Bônus de adimplência, o famoso Cashback
O programa Ceará Credi conta também com um bônus de adimplência de 10% sobre as parcelas do empréstimo pagas em dia. Esse bônus irá para uma conta do tomador de crédito, gerando uma espécie de poupança para o beneficiário.
Assim, ao final do pagamento ele recebe um valor que pode ser usado de capital de giro para ampliar ainda mais o negócio.
Vale lembrar também que os empreendedores podem, ao final do pagamento do crédito, pedir a renovação. Para isso, basta conversar com o seu agente de crédito que é quem faz o elo entre o programa e os beneficiários.

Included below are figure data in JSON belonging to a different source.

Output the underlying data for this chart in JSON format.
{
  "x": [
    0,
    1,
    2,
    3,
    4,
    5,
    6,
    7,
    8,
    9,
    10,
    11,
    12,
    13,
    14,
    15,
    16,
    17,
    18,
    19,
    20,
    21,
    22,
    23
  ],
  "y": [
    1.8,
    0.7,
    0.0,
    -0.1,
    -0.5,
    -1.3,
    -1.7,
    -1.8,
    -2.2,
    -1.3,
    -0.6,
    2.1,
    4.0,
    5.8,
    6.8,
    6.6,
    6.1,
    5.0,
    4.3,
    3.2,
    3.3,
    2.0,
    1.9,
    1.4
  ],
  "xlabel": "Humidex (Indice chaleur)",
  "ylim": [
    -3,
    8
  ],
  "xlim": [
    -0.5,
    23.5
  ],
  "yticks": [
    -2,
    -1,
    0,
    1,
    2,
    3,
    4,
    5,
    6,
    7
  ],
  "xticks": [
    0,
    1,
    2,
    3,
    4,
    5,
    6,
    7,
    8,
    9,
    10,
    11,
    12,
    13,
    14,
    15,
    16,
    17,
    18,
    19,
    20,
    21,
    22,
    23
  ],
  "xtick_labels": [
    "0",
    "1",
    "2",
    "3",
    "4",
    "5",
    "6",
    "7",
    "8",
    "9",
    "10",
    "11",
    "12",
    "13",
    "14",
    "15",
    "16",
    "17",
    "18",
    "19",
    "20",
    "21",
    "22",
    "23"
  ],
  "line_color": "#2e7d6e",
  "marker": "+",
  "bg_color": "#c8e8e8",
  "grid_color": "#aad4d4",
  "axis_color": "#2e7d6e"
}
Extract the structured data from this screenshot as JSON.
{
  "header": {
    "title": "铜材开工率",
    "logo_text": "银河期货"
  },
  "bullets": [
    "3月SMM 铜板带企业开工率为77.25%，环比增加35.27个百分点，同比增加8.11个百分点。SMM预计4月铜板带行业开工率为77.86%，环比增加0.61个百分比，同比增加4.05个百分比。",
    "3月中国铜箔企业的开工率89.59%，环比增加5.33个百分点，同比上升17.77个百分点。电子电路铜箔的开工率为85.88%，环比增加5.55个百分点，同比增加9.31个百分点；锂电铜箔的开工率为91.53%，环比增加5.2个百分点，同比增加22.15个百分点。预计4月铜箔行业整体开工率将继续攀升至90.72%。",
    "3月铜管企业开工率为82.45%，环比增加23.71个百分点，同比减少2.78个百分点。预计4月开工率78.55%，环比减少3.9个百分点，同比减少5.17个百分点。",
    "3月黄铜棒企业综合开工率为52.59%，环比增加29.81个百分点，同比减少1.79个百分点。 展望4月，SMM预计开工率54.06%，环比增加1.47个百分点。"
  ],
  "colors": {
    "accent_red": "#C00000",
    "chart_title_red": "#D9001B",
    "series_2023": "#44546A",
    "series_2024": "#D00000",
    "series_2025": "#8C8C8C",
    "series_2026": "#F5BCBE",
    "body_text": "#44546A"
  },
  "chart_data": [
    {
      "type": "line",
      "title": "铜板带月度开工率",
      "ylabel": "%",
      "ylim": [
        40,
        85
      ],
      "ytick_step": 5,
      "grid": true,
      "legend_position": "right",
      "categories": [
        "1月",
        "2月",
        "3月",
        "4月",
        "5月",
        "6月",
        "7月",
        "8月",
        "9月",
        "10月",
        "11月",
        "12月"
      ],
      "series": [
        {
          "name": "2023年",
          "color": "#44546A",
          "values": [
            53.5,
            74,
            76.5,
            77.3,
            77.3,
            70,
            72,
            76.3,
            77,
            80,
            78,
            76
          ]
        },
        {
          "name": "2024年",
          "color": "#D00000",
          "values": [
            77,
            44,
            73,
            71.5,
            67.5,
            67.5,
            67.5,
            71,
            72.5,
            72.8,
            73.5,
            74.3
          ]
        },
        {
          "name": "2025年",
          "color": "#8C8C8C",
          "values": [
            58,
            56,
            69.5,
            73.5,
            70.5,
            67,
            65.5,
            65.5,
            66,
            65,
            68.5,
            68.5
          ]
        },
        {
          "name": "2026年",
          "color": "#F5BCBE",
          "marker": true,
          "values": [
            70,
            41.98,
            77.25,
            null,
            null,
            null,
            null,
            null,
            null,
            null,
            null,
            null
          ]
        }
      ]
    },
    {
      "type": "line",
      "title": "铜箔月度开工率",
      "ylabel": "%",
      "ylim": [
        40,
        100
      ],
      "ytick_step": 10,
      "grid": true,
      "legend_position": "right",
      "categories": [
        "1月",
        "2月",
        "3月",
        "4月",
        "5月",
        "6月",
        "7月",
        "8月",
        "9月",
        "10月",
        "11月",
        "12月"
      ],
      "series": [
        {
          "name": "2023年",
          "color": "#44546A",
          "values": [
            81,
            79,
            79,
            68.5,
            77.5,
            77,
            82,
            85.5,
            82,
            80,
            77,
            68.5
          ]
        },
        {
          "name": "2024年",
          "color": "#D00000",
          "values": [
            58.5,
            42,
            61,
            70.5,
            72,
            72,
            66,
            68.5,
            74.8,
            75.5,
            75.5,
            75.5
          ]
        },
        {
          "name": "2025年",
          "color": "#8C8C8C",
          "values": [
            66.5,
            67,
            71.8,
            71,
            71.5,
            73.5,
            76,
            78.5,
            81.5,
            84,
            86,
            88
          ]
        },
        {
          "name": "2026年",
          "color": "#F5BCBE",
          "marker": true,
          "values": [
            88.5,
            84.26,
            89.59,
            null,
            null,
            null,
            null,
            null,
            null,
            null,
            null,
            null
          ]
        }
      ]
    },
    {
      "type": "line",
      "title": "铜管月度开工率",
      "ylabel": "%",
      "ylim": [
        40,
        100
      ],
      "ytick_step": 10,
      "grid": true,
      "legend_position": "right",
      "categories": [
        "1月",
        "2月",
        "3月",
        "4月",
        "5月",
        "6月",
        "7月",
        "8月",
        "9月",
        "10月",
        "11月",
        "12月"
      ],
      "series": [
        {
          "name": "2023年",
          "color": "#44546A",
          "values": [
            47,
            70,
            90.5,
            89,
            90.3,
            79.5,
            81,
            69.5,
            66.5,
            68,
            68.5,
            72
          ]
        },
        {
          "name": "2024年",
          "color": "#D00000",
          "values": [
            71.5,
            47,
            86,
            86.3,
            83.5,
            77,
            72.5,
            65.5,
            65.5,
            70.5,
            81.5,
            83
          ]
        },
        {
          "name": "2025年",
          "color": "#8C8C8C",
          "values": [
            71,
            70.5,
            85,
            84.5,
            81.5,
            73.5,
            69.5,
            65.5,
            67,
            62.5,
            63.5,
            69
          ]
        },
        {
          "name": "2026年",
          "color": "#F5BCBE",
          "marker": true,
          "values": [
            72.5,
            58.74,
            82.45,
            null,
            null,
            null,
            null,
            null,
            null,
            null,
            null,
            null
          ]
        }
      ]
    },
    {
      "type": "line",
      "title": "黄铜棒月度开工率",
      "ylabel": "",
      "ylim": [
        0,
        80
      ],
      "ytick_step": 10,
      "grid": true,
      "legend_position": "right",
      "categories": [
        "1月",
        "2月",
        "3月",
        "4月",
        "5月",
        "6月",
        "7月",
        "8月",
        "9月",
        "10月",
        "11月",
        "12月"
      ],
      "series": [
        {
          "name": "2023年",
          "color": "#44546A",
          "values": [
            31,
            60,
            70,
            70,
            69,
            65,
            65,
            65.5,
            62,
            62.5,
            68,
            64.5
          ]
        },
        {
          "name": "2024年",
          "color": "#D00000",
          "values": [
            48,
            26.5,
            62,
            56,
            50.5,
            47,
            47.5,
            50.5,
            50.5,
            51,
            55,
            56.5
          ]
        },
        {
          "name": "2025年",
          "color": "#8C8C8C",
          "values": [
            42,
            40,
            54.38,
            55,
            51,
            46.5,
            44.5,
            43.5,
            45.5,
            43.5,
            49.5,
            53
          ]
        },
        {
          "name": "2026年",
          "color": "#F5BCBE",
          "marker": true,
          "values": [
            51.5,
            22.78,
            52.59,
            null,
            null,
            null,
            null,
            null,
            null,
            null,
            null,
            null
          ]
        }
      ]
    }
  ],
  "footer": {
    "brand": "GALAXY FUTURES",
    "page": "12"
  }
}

"É sempre importante lembrar que não é porque o valor é do governo, que não é necessário pagar. Com 90 dias de atraso o tomador de crédito inadimplente é negativado. Então, ele precisa entender que pagando as suas parcelas em dia ele tem o bônus, que serve como uma poupança, e ele também faz o dinheiro girar e isso abre possibilidades de empréstimos para outras pessoas", ressalta Silvana.